Each summer, Colgate students remain in the region to work as field school fellows with the Upstate Institute. The fellows work with a community, government, or non-profit partner to create and complete projects that will have a positive social, economic, cultural, or environmental impact on the upstate region.
Below are a few of the community partners and projects from the summer of 2006.
Colgate University Athletics
Sam Levy ’08 worked with economics professor Jill Tiefenthaler during the summer of 2006 to assess the economic impact of the creation of a second sheet of ice for the Colgate athletics program on the local community.
The Exhibition Alliance
Tim Hogarth ’06 worked with The Exhibition Alliance to create a comprehensive training guide in DVD format for preparators, those responsible for physically handling works of art in any way for a museum, from packing art for shipment to hanging shows. To produce the second training DVD, Tim traveled around the Upstate region to film a variety of museum professionals demonstrating and speaking about different skills that are important for preparators.
“The finished product is a 6-hour, 4-disc DVD set that I can proudly say I produced, edited, and directed. There is nothing else like it available to the museum field, and the hope is that these DVDs will help institutions to better train their preparators while also enhancing the knowledge of existing staff. The Exhibition Alliance received orders for the DVDs before they were even finished and they will soon be distributed on a national level through the American Association of Museums,” Tim said.
New York State Department of Environmental Conservation
John Demler ’08 worked with Greg Owens at the New York State Department of Environmental Conservation in the summer of 2006. He created an inventory and evaluation of cultural resources at the Muller Hill State Forest, which comprises over 5400 acres of land near Georgetown, New York. The project focused on documentation and evaluation of 19th and 20th century home, farm and mill site located on 7,000 acres of state land. This inventory will be used in a unit management plan, which outlines longterm procedures for ensuring biodiversity, sustainable timber production, watershed protection, opportunities for public recreation, and cultural resource preservation.

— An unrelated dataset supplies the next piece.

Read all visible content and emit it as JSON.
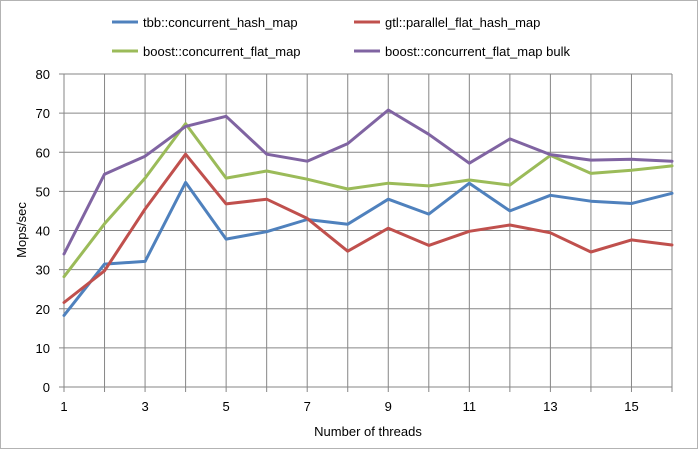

Villages of Canastota and Chittenango
Matt Mills ’07 worked with the villages of Canastota and Chittenango to upgrade their wastewater treatment plants so that they can address issues raised by the EPA Clean Water Act and NYS Environmental Law requirements. Mills physically located sanitary and storm drains, laterals, manholes, and catch basins, identified their condition and scanned any existing plans or drawings into viewable graphic images to geo-referencing this data into a suitable GIS database information system.